Johnson’s psychologist recommended that she continue with therapy and that DHS monitor
Johnson’s visitation for at least another year. Essentially, Johnson was unwilling to try to
maintain good mental health, and she would be unable to parent without constant
supervision. An adoption specialist said there were no barriers to MC being adopted.
The circuit court found that after almost two years in this case, Johnson demonstrated
incapacity or indifference to remedy her situation, and there was little likelihood of
successful reunification. The circuit court found there to be “no doubt” that termination
was in MC’s best interest. We agree with counsel that there is no issue of arguable merit to
raise as to the sufficiency of the evidence to terminate her parental rights.
Counsel identifies three additional adverse rulings or potential adverse rulings: an
evidentiary ruling, the denial of a request for more time, and the rejection of her argument
3 that the Americans with Disabilities Act would be a barrier to terminating her rights.
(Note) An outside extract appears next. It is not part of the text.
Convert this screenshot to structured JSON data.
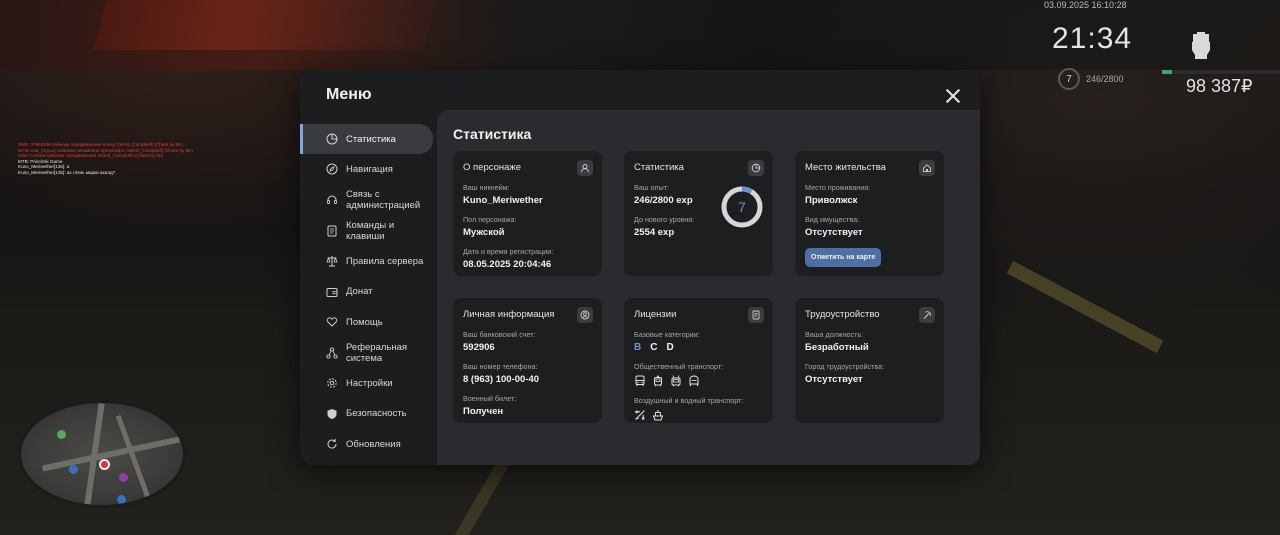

As
counsel explains, these rulings present no issue of arguable merit on appeal. Johnson filed
pro se points for reversal contending that her counsel was ineffective, that she was subjected
to discrimination because of her race and mental health, that she loves her child and is doing
better, and that lies were told about her. MC’s attorney ad litem, DHS, and appellant’s
attorney assert that these issues are either not preserved for appellate review or present no
issue of arguable merit. See Meyerpeter v. Ark. Dep’t of Hum. Servs., 2024 Ark. App. 462, 699
S.W.3d 377. We agree.
Having carefully examined the record and counsel’s brief, we conclude that counsel
has complied with the requirements of no-merit appeals. We affirm the termination order
Affirmed; motion to withdraw granted.
GLADWIN and BROWN, JJ., agree.
Jennifer Oyler Olson, Arkansas Commission for Parent Counsel, for appellant.
Marc D. Tave, Ark. Dep’t of Human Services, Office of Chief Counsel, for appellee.
Dana McClain, attorney ad litem for minor child.